Now it’s different. God is with me constantly. He and She use each of my limbs on occasion. I can feel the Spirit living in me in a way I never would have guessed Paul meant in his writing that phrase. God has a tactile presence, a voice, a will, a number of needs, all of which gets along with me, but are separate from me. And all of that is at a minimum first thing on awakening. Even then if I ask God a question, He responds immediately. God says He does not sleep. I sleep. God says He is not withdrawn from me in the morning. I am relatively withdrawn from Him as I sleep. It’s always been that way. So I have always seen morning as more real, because I was raised that real meant the absence of a spirit like God.

So while I don’t wake up that differently from the way I did thirty years ago, the difference that is there is not a little thing. Now I don’t just get dressed with external clothes, but by engaging again with the God whom it not long ago took me all day to find. Now we’re back together before I leave my bedroom. We stay together until I fall asleep. Then it’s off to my dreamland, where either there is no God or God is everything and never expresses Himself as one thing. Then it’s morning again, when I’m closest to feeling twenty, but decide each morning I’d rather be with God.

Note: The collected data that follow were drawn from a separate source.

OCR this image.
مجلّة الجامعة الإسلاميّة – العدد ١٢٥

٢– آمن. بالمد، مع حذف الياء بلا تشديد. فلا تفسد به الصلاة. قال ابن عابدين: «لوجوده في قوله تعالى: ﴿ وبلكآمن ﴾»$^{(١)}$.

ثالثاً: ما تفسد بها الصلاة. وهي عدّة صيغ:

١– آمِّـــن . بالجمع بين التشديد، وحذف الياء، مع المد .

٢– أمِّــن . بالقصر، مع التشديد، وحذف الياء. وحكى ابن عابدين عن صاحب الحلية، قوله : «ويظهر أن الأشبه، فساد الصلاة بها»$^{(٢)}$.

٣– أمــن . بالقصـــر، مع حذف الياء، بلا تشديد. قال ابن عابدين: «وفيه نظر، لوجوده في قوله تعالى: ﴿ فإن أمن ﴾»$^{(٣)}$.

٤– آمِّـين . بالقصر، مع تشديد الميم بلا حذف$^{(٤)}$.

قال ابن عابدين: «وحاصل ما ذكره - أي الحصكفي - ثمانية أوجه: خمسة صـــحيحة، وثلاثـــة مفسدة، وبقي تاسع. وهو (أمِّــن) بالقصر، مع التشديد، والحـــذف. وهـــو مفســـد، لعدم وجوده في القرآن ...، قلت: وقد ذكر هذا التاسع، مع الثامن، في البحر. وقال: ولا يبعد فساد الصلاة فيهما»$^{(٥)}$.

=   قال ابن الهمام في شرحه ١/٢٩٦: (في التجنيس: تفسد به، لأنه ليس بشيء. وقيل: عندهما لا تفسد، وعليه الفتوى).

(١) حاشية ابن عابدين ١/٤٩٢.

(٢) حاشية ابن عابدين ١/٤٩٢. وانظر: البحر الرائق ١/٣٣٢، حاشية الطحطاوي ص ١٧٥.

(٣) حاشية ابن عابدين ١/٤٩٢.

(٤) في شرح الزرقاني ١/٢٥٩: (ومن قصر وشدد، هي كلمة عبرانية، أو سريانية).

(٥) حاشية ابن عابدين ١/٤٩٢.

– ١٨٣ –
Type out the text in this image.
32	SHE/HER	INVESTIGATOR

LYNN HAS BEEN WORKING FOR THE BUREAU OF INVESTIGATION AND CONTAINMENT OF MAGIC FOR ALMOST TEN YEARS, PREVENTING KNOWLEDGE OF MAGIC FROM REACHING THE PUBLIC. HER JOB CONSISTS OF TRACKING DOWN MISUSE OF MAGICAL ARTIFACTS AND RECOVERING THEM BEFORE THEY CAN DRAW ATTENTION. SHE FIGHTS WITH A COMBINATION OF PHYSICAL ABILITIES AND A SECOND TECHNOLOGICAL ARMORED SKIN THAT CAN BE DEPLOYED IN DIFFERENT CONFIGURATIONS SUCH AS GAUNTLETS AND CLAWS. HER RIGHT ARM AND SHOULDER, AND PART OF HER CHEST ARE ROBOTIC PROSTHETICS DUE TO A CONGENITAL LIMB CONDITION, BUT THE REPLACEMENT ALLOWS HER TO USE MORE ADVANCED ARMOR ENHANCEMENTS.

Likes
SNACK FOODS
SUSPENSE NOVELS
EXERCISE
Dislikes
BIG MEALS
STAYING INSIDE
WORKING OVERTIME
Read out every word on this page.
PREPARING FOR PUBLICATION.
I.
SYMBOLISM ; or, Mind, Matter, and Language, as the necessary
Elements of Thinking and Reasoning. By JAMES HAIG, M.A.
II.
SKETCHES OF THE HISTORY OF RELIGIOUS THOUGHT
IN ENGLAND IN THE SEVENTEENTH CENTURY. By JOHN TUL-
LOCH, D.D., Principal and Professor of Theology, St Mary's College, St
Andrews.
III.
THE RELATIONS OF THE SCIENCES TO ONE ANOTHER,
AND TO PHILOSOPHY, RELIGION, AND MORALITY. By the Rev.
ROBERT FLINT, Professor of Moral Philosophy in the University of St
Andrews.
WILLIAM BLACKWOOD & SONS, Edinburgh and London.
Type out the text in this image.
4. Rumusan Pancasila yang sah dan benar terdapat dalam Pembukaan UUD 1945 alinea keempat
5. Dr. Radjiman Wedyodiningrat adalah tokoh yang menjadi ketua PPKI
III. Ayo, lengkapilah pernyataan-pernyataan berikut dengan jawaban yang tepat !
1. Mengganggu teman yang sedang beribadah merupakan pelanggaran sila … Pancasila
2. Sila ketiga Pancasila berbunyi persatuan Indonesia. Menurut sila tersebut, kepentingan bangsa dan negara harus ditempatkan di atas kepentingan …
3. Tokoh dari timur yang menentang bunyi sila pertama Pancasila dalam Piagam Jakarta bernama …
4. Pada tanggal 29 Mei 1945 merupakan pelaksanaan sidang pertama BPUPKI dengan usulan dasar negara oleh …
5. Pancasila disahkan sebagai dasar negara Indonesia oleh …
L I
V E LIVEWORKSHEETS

People decide for themselves which the true reality is, whether it’s the most minimal reality one can believe, the most fantastic or something in between. I believe that last one, not because I’m clever, but because God was persistent with me. He says I was persistent with Him. Some things are relative, after all. Some things aren’t, such as morning being the most minimal time of day. Where’s my coffee? Now do you want your whole day to be like that or not?